«Еду, но не один!» – ответил я коротко.
«Со знойной красоткой?»
«С вредным сыном. Оставить не с кем было. Найдем, куда уложить?»
Виталька не отвечал долго.
«Найдем».
Мы вышли на нужной станции, пересели на кольцевой. Вадика пришлось тащить – он не хотел просыпаться и на любую попытку разбудить отвечал недовольными капризами. Я сносил их терпеливо, понимая, что ругаться с ним – не в моих интересах. Но терпение никогда не было моей сильной стороной, поэтому я пообещал, что сдам его цыганам у метро, если он не перестанет ныть.
Угроза подействовала, но нытье превратилось в шумное сопение прямо под ухом. Он уложил голову мне на плечо, пока я с ним на руках пробирался по эскалатору наверх в попытках ускориться. Поезд, как назло, ехал чертовски медленно. «Весь праздник пройдет без меня», – я подавил грустный вздох, глядя на две предстоящие станции. Наконец двери открылись на нужной, и мы вышли.
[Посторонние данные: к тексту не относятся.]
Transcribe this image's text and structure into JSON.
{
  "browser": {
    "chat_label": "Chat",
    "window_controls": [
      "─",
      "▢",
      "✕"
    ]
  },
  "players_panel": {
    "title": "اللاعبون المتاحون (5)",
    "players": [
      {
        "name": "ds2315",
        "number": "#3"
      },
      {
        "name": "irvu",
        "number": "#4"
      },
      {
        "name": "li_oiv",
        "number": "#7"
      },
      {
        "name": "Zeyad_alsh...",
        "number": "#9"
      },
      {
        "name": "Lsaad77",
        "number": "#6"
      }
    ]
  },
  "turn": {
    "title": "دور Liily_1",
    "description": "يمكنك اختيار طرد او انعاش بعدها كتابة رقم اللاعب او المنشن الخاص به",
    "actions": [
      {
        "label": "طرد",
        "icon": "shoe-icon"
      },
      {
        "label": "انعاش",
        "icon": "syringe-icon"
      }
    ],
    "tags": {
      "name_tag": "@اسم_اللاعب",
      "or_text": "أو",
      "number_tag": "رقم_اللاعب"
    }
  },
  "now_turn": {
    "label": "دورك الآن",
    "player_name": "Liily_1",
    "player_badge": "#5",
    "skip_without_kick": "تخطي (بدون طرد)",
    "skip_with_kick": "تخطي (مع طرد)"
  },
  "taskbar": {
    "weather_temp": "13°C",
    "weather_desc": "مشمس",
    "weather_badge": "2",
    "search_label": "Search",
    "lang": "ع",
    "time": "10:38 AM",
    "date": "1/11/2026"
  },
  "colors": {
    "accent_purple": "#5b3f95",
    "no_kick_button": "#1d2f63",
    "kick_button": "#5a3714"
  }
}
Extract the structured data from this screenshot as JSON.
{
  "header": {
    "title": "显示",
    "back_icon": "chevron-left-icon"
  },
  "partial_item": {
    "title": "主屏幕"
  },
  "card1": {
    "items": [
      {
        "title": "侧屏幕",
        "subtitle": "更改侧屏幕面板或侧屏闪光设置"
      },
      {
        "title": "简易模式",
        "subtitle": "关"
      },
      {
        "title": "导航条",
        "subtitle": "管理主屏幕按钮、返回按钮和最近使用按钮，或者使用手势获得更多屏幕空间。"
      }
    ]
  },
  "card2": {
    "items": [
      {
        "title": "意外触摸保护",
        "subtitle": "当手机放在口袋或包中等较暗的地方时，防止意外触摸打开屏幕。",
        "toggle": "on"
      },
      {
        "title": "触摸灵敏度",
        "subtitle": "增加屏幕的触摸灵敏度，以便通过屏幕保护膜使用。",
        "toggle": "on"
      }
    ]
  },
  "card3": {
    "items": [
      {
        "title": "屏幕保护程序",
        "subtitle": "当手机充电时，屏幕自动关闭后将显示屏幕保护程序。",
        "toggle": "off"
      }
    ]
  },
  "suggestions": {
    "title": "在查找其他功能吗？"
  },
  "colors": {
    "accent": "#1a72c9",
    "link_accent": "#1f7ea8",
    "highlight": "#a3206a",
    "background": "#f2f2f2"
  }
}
Вадик пободрел и уже не так хмуро косился на меня из-под пушистого слоя ресниц.
– Мы сколо? – невнятно пробормотал он.
– Почти приехали, – я поставил его на ноги на эскалаторе, но предусмотрительно не отпускал руки, зная, что он мог ломануться вперед. Ребенок – без царя в голове.
Лимит слов у двухгодовалого детеныша закончился, и он внимательно следил за черными перилами, поднимавшимися чуть быстрее эскалатора. Мы вышли на свежий воздух, и я опять подхватил сына на руки, чтобы ускориться. В общагу – за шоколадку и обворожительную улыбку – комендантша пустила без лишних вопросов. Она наверняка уже была наслышана про предстоящую пьянку и делала вид, что не замечала ее.
Воняло куревом с начала коридора, и по мере приближения к комнате запах только усиливался. Шум – тоже. Галдеж и громкий, визгливый смех девчонок слышался у самых туалетов и продолжался до комнаты.
– Игорек! – из-за двери, чуть не дав Вадику по лбу, выскочил Виталька с зажатой сигаретой в зубах, порядком пьяный. – Ну наконец-то! Заждались! Нашел, куда мелочь твою пристроить, давай.
Он протянул руки к Вадику, и тот вроде даже сам подался к Виталику, но я дернул его назад. Виталька был откровенно пьян, от него несло куревом, и отдавать ему в руки свою двухлетку казалось небезопасным.
– Показывай, куда пристроить.
Виталик отвел меня в соседнюю комнату, видать, ее обитатели уже заливали водкой глаза на Дне рождения сынка академика, и постели стояли заправленными и свободными. Вадик скромно присел на одну из них, потянул покрывало. За стенкой шумели, но я не сомневался в привыкшем к алкогольным дебошам сыне – он точно сможет уснуть.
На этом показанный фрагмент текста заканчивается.